The article was also very instructive as to schools and their role in socializing our children. The schools (like the corporate world and the general community) can sometimes be accused of doing the bare minimum to be in compliance — and sometimes, as I learned here, not even the minimum. But there is a difference between institutions and people. Courageous and caring teachers (and business owners and builders) can learn. Sometimes just having a problem pointed out to someone (the picnic table in the handicapped parking space, for example) can solve it. I prefer to believe that most people, with some knowledge, will choose to do the right thing. Let's embarrass the folks who ignore the wheelchair-bound, one person at a time; hopefully once is all it takes.
But hope is not enough. There is also the law of the land: the Americans with Disabilities Act. The role of "law" versus "civility" is to point people in the right direction as a society. Fortunately, our society has made equality for all our driving principle; the ADA is a natural outcome of that principle. Yes, it is sometimes painful. But what law is perfect? The aim is to make our society ever more inclusive. And that makes me proud to live in this country.
Mary Lou, via the Internet
Pay no attention to the lady in the wheelchair: Thanks for this very well-thought and well-written article. It seems people are increasingly clueless, insensitive and ungenerous about others' experience and then get defensive when confronted with the facts.
I've seen insensitivity expressed in two ways: First, offering examples of themselves or other disabled people who "see their disability as a gift" and "never ask for special treatment" and second, completely ignoring the disabled person's needs. My favorite example of this was when I took my sister to the Monterrey Aquarium, and I heard a mom telling her child, "Go stand in front of the lady with the wheelchair so you can see better."
I have also noticed that racism and classism pile on top of disability in this way: Most people who ride public transportation around here will obey the law and give their seat to a well-dressed, white senior or disabled person — but completely ignore someone who is brown or black or in worker's clothing.
Alex, via the Internet
Bipartisanship? What's that?: Great article. The passage of the ADA in 1990 and the ADAA in 2008 are examples of bipartisanship at work. While six Republicans voted against the ADA in 1990, the 2008 ADAA law, which strengthened and expanded the original ADA law, passed with no votes against it.
Remember that business lobbyists fought very hard against both the 1990 and 2008 acts. The Chamber of Commerce and National Federation of Independent Businesses spent millions and warned that these laws would harm businesses and unleash a flood of lawsuits. After the ADA passed, in case after case, judges ruled for businesses and against disabled individuals, basically leaving the ADA as a toothless tiger. The intent of the ADA Amendments Act of 2008 was to fix that.
Sadly, the ADA would most likely fall to a Republican filibuster if it were brought to the Senate or House floor today.

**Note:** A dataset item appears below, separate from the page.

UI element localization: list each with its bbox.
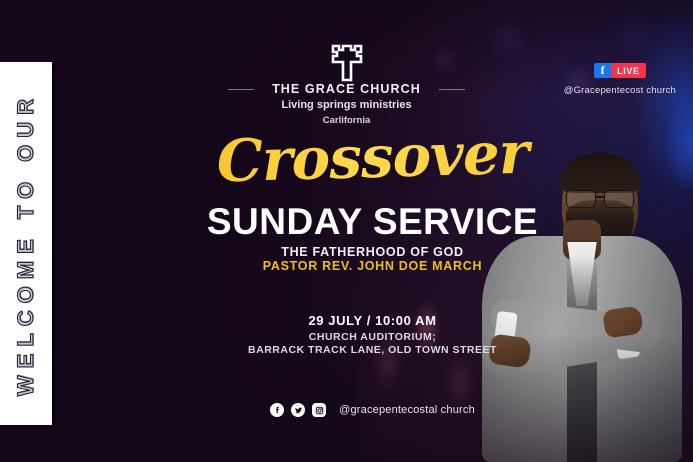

The Republican base would very likely demand to know where in the Constitution it says that Congress must protect Americans with disabilities and would make compliance voluntary to save businesses money. Today we have an elected United States Senator, Tea Party favorite Rand Paul, who is a vocal opponent to the ADA.
The question I ask myself is whether the ADA would pass today, when healthcare and unemployment benefits are considered too much government. Sad to say it, but I don't think it would.
Never consider the fight over, and never take for granted that the war is won.